Michael Jackson doctor trial jury to see death photos
- Published
Autopsy room images of late pop legend Michael Jackson can be shown to jurors at the trial of the doctor accused of causing his death, a judge has ruled.
Los Angeles Judge Michael Pastor sided with prosecutors who said the photos would show the star was healthy before he died in June 2009 of an overdose of a powerful surgical anaesthetic.
Dr Conrad Murray has pleaded not guilty to involuntary manslaughter.
He had been treating the singer for insomnia.
In one image to be shown to the jury, the singer's dead body is seen laid out on a coroner's examination table in a hospital gown.
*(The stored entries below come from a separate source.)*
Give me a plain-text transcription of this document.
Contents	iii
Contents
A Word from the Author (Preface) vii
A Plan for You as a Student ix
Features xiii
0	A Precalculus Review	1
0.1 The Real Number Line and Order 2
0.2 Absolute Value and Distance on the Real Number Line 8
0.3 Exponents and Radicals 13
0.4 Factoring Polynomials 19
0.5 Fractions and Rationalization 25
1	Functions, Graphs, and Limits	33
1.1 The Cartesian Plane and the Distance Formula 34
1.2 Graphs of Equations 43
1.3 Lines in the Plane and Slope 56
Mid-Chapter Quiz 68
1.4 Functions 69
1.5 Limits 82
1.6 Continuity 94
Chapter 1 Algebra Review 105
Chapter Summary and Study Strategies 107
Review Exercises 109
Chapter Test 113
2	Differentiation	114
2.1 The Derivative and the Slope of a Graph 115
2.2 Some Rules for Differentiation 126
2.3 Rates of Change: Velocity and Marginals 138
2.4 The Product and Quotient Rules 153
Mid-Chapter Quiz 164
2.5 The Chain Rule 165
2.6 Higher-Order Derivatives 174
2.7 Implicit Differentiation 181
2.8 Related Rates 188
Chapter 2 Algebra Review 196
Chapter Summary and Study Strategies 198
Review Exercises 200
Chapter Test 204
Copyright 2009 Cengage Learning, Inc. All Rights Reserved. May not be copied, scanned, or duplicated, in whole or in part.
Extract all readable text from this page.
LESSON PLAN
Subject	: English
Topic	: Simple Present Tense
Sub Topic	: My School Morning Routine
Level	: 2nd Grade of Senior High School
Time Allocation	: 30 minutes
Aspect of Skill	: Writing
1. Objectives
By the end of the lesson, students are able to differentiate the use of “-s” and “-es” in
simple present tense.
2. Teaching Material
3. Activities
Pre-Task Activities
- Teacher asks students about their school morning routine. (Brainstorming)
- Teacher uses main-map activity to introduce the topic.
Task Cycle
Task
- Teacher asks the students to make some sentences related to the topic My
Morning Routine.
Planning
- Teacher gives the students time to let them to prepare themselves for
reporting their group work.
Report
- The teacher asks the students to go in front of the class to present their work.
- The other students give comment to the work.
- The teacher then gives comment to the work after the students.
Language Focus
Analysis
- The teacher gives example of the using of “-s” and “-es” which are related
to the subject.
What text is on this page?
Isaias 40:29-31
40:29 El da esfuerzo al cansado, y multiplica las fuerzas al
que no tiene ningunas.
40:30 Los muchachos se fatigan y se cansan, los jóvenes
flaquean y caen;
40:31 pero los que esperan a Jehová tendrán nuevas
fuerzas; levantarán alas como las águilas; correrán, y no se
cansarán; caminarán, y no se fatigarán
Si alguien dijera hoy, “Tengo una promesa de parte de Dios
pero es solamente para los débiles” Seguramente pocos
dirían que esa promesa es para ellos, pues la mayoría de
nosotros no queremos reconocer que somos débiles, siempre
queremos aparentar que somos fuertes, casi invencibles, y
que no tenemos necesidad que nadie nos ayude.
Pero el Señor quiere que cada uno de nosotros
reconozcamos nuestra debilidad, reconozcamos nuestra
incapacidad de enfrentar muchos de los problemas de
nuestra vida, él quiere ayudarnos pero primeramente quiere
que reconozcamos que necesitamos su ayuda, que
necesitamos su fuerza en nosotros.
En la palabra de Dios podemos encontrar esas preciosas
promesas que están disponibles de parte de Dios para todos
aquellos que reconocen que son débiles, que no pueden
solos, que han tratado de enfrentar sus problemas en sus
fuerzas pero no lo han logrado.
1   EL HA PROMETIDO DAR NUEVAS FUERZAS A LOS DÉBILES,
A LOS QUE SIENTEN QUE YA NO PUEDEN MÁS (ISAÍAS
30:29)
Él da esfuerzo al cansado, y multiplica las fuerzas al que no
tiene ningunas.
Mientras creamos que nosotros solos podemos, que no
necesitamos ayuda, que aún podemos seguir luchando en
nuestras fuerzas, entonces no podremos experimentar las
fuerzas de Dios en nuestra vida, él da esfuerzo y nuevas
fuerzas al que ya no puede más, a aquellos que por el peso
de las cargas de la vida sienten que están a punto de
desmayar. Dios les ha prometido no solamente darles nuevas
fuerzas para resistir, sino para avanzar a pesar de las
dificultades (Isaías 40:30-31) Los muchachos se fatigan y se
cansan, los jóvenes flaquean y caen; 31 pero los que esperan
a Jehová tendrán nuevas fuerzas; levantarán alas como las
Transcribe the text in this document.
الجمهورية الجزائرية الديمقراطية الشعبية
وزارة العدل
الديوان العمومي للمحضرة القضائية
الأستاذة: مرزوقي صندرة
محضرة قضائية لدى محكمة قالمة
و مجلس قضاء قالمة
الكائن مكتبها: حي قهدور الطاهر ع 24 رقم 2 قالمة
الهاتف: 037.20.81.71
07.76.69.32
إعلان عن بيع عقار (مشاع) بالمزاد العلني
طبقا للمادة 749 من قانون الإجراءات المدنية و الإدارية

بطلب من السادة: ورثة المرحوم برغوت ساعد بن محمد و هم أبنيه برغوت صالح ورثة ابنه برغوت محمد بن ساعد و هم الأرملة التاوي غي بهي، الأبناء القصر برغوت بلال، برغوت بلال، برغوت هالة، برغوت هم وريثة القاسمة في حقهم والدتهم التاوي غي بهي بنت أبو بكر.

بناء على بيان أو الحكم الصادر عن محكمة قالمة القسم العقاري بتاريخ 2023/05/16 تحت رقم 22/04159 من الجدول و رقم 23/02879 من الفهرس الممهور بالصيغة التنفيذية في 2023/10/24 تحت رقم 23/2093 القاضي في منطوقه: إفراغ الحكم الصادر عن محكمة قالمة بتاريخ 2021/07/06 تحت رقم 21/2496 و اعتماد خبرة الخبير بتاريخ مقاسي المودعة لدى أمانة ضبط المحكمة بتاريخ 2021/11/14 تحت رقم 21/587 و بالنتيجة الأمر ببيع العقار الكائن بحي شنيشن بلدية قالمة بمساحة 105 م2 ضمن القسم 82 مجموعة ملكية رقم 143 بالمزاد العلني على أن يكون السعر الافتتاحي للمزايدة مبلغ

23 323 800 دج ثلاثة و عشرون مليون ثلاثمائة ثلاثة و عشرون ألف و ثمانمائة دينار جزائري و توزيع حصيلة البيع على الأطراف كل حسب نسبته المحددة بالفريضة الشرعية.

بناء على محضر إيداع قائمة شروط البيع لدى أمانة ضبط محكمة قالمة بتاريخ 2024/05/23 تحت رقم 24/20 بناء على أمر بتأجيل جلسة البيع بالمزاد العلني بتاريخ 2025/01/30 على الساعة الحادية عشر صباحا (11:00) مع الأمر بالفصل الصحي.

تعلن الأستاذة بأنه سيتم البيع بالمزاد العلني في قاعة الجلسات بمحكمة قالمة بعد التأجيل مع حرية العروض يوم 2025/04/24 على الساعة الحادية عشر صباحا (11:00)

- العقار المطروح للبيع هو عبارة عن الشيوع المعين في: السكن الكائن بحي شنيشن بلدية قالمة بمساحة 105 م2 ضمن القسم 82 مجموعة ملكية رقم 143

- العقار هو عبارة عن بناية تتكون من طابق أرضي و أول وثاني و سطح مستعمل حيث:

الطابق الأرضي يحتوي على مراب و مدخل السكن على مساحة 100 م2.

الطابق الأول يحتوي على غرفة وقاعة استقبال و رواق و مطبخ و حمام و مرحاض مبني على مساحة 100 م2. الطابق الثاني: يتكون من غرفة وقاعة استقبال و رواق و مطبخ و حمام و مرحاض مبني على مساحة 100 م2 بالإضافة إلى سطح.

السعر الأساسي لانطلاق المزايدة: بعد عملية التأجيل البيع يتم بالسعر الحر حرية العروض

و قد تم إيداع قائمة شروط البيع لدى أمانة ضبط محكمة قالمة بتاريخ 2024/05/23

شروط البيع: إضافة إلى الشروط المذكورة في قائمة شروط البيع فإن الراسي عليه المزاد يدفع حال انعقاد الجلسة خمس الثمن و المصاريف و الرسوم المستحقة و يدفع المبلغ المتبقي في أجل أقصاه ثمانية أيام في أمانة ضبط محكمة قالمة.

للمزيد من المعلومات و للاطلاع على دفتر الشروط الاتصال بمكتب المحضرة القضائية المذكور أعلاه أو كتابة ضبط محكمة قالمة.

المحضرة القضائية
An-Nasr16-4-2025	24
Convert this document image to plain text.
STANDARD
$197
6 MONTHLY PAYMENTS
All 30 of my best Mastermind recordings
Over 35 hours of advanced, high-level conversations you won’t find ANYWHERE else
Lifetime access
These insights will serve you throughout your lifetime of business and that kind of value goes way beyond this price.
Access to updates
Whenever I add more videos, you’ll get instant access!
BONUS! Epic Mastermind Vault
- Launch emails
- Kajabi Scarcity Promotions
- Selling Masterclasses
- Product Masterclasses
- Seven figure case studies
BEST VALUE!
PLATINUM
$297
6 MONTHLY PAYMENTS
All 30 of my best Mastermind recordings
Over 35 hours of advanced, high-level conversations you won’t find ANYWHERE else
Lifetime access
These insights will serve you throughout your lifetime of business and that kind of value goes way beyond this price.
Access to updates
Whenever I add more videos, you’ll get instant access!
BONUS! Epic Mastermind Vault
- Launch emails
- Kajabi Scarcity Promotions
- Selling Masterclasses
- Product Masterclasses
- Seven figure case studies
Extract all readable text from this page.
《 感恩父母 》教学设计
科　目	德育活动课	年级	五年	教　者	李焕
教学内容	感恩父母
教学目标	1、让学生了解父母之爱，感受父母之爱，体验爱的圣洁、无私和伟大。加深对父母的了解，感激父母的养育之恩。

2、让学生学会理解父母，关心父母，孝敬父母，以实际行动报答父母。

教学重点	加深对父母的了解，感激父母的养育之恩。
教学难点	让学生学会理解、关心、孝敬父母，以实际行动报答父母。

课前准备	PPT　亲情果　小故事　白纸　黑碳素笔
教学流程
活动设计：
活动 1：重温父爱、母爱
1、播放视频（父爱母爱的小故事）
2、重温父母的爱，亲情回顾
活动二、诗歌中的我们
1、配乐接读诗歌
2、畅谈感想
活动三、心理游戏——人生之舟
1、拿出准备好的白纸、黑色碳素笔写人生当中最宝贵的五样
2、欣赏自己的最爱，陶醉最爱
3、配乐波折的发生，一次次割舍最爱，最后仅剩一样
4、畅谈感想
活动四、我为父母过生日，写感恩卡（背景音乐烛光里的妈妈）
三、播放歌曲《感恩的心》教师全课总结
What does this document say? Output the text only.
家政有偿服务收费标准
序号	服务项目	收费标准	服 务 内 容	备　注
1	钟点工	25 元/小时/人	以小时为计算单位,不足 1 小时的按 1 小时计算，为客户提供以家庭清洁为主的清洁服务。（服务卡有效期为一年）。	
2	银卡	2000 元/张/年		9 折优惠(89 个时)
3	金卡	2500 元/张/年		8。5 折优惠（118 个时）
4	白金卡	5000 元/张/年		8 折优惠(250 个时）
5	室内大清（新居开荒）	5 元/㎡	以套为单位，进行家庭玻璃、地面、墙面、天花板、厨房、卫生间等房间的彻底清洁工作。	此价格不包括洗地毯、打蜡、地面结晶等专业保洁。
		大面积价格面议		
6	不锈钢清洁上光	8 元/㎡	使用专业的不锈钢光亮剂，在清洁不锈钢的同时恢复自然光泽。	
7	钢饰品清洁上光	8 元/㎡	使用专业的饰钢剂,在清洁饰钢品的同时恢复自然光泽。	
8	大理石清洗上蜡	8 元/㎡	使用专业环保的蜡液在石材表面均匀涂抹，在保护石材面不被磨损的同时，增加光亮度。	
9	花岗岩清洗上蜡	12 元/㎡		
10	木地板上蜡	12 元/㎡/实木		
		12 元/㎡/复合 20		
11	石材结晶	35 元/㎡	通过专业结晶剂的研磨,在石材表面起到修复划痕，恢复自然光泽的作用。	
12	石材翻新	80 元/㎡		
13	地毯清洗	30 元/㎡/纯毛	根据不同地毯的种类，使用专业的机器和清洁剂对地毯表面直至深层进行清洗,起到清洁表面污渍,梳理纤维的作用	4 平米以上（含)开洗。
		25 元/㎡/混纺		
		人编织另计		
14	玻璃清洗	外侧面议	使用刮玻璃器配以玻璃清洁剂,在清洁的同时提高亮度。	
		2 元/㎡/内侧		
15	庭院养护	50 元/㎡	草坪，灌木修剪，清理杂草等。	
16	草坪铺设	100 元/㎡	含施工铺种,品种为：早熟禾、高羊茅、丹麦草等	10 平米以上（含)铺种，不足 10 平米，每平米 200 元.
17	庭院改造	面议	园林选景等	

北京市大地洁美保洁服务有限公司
In another he is naked but with parts of his body obscured.
"Although they are tragic, they are not gruesome or gory," said Deputy District Attorney David Walgren.
Concert film
Dr Murray's defence lawyers had objected, saying the photographs would enflame jurors' passions.
In pre-trial testimony, jurors heard from an emergency medical worker who had attended the scene and said the singer looked like a hospice patient.
Judge Pastor of the Los Angeles superior court also agreed to allow carefully redacted segments of Jackson's concert film This Is It, filmed just before his death, which prosecutors say illustrate his mental and physical wellbeing.
Prosecutors say Dr Murray gave him a lethal dose of propofol - a powerful anaesthetic typically used in a clinical setting - and then failed to provide proper care.
Lawyers for Dr Murray have suggested in recent months that the singer gave himself the lethal dose.